Unfortunately, diagnosing lupus can be a challenging process. There’s no single test to determine if you have the disease. That’s why it’s so important to be open with your doctor about your symptoms and any health concerns. This information will help your doctor make an accurate diagnosis.
One part of the puzzle is determining what kind of lupus you have. Understanding the type and the symptoms it causes is crucial for designing a treatment plan that will help you feel better.
What are the different types and how might they affect your body? Read on to learn more.
Lupus that Affects Organs and Tissues
Systemic Lupus Erythematosus
This is by far the most common form of lupus.
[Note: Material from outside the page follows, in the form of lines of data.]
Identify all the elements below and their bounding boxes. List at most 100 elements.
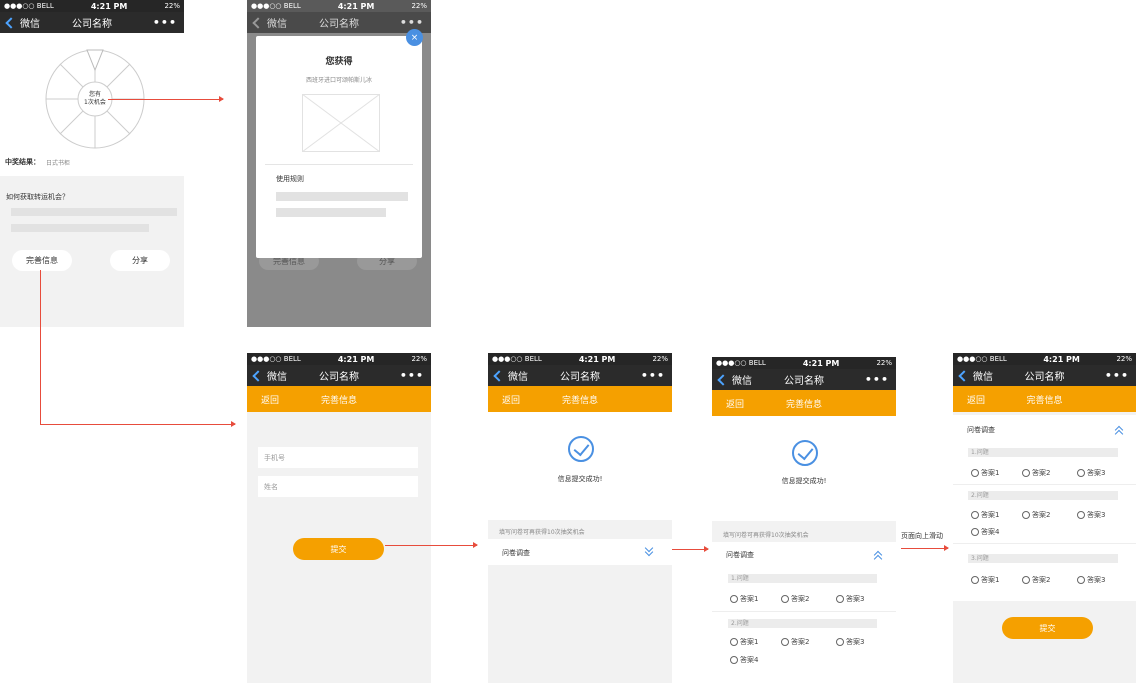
carrier-text: ●●●○○ BELL: [251, 355, 301, 363]
back-label: 微信: [973, 372, 993, 383]
carrier-text: ●●●○○ BELL: [957, 355, 1007, 363]
time-text: 4:21 PM: [578, 354, 616, 364]
chevron-left-icon: [252, 16, 264, 29]
pointer-icon: [86, 49, 104, 72]
collapse-up-icon[interactable]: [1113, 424, 1125, 439]
share-button[interactable]: 分享: [110, 250, 170, 271]
flow-arrow: [385, 542, 478, 548]
time-text: 4:21 PM: [337, 1, 375, 11]
wheel-card: 您有 1次机会 中奖结果： 日式书柜: [0, 33, 184, 176]
back-label: 微信: [267, 19, 287, 30]
more-icon[interactable]: •••: [1105, 369, 1129, 382]
phone-input[interactable]: 手机号: [258, 447, 418, 468]
screen-form: ●●●○○ BELL 4:21 PM 22% 微信 公司名称 ••• 返回 完善…: [247, 353, 431, 683]
more-icon[interactable]: •••: [153, 16, 177, 29]
battery-text: 22%: [652, 355, 668, 363]
answer-radio[interactable]: 答案3: [836, 637, 864, 647]
back-button[interactable]: 微信: [252, 368, 287, 383]
return-button[interactable]: 返回: [502, 393, 520, 406]
sub-header: 返回 完善信息: [247, 386, 431, 412]
battery-text: 22%: [1116, 355, 1132, 363]
result-label: 中奖结果：: [5, 158, 40, 166]
status-bar: ●●●○○ BELL 4:21 PM 22%: [0, 0, 184, 12]
back-label: 微信: [20, 19, 40, 30]
answer-radio[interactable]: 答案2: [1022, 510, 1050, 520]
time-text: 4:21 PM: [1043, 354, 1080, 364]
answer-radio[interactable]: 答案2: [1022, 575, 1050, 585]
answer-radio[interactable]: 答案1: [971, 575, 999, 585]
nav-bar: 微信 公司名称 •••: [712, 369, 896, 390]
complete-info-button[interactable]: 完善信息: [12, 250, 72, 271]
time-text: 4:21 PM: [90, 1, 128, 11]
chevron-left-icon: [717, 373, 729, 386]
survey-hint: 填写问卷可再获得10次抽奖机会: [723, 532, 809, 539]
return-button[interactable]: 返回: [261, 393, 279, 406]
answer-radio[interactable]: 答案3: [1077, 575, 1105, 585]
placeholder-line: [11, 224, 149, 232]
answer-radio[interactable]: 答案3: [1077, 510, 1105, 520]
flow-line: [40, 270, 41, 424]
back-button[interactable]: 微信: [5, 15, 40, 30]
nav-bar: 微信 公司名称 •••: [0, 12, 184, 33]
expand-down-icon[interactable]: [643, 543, 655, 557]
sub-header: 返回 完善信息: [953, 386, 1136, 412]
submit-button[interactable]: 提交: [293, 538, 384, 560]
answer-radio[interactable]: 答案1: [730, 637, 758, 647]
answer-radio[interactable]: 答案1: [971, 510, 999, 520]
answer-radio[interactable]: 答案1: [730, 594, 758, 604]
rules-label: 使用规则: [276, 175, 304, 183]
placeholder-line: [276, 192, 408, 201]
answer-radio[interactable]: 答案3: [1077, 468, 1105, 478]
prize-image: [302, 94, 380, 152]
back-button[interactable]: 微信: [252, 15, 287, 30]
modal-title: 您获得: [325, 57, 353, 67]
more-icon[interactable]: •••: [400, 16, 424, 29]
chevron-left-icon: [5, 16, 17, 29]
submit-button[interactable]: 提交: [1002, 617, 1093, 639]
answer-radio[interactable]: 答案4: [730, 655, 758, 665]
answer-radio[interactable]: 答案4: [971, 527, 999, 537]
chevron-left-icon: [252, 369, 264, 382]
wheel-center-line2: 1次机会: [84, 99, 106, 106]
carrier-text: ●●●○○ BELL: [4, 2, 54, 10]
screen-survey-expanded: ●●●○○ BELL 4:21 PM 22% 微信 公司名称 ••• 返回 完善…: [712, 357, 896, 683]
more-icon[interactable]: •••: [865, 373, 889, 386]
status-bar: ●●●○○ BELL 4:21 PM 22%: [247, 353, 431, 365]
return-button[interactable]: 返回: [967, 393, 985, 406]
survey-panel: 问卷调查 1.问题 答案1 答案2 答案3 2.问题 答案1 答案2 答案3 答…: [712, 542, 896, 683]
status-bar: ●●●○○ BELL 4:21 PM 22%: [488, 353, 672, 365]
answer-radio[interactable]: 答案2: [781, 594, 809, 604]
placeholder-line: [11, 208, 177, 216]
back-button[interactable]: 微信: [717, 372, 752, 387]
more-icon[interactable]: •••: [641, 369, 665, 382]
more-icon[interactable]: •••: [400, 369, 424, 382]
survey-header[interactable]: 问卷调查: [488, 539, 672, 565]
answer-radio[interactable]: 答案2: [1022, 468, 1050, 478]
collapse-up-icon[interactable]: [872, 549, 884, 564]
battery-text: 22%: [164, 2, 180, 10]
answer-radio[interactable]: 答案1: [971, 468, 999, 478]
battery-text: 22%: [876, 359, 892, 367]
return-button[interactable]: 返回: [726, 397, 744, 410]
chevron-left-icon: [493, 369, 505, 382]
sub-header: 返回 完善信息: [712, 390, 896, 416]
success-message: 信息提交成功!: [557, 475, 603, 483]
carrier-text: ●●●○○ BELL: [716, 359, 766, 367]
answer-radio[interactable]: 答案2: [781, 637, 809, 647]
status-bar: ●●●○○ BELL 4:21 PM 22%: [953, 353, 1136, 365]
survey-hint: 填写问卷可再获得10次抽奖机会: [499, 529, 585, 536]
back-button[interactable]: 微信: [493, 368, 528, 383]
back-button[interactable]: 微信: [958, 368, 993, 383]
result-value: 日式书柜: [46, 160, 71, 167]
time-text: 4:21 PM: [337, 354, 375, 364]
carrier-text: ●●●○○ BELL: [492, 355, 542, 363]
close-icon[interactable]: ×: [406, 29, 423, 46]
check-icon: [568, 436, 594, 462]
survey-title: 问卷调查: [967, 426, 995, 434]
answer-radio[interactable]: 答案3: [836, 594, 864, 604]
survey-title: 问卷调查: [502, 549, 530, 557]
divider: [712, 611, 896, 612]
name-input[interactable]: 姓名: [258, 476, 418, 497]
success-card: 信息提交成功!: [712, 416, 896, 521]
nav-bar: 微信 公司名称 •••: [488, 365, 672, 386]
People with systemic lupus may experience symptoms ranging from mild to severe. “Systemic” means that the disease can impact many different parts of your body. It can cause problems such as:
Inflammation of the kidneys, which can cause permanent kidney damage
Inflammation of the nervous system and brain, which can lead to memory problems, headaches, and stroke
Coronary artery disease and heart attack
Drug-induced Lupus Erythematosus
Certain prescription medications can cause symptoms similar to those of systemic lupus. However, the symptoms of drug-induced lupus aren’t usually as serious. Symptoms also typically disappear within six months of stopping these medications. A few drugs that can cause lupus-like symptoms are:
Hydralazine for high blood pressure
Procainamide for irregular heart rhythms
Isoniazid for tuberculosis
Lupus that Affects the Skin
Discoid Lupus Erythematosus
With this chronic skin disorder, you may develop round, disc-shaped rashes on your face, scalp, or other parts of your body. The rashes are often red and raised, and they may be thick and scaly. They aren’t painful or itchy, and they may last only a few days. But it’s possible for them to stick around for years and cause scarring. Some people with discoid lupus also have systemic lupus or could develop it later.
Subacute Cutaneous Lupus Erythematosus
This form of lupus causes sores on the skin after you spend time in the sun. The lesions may be ring-shaped or appear as red, scaly areas. Usually, they don’t cause itching or scarring. But they can become worse when not protected against ultraviolet (UV) light from the sun or fluorescent lighting indoors.
Lupus that Affects Babies
Lupus mostly strikes women of childbearing age. While most women with lupus who become pregnant give birth to healthy infants, some children are born with neonatal lupus. The condition can cause symptoms such as skin rash, liver problems, or low blood cell counts. But neonatal lupus and its symptoms often go away within several months. Neonatal lupus is also linked to a rare but treatable heart condition.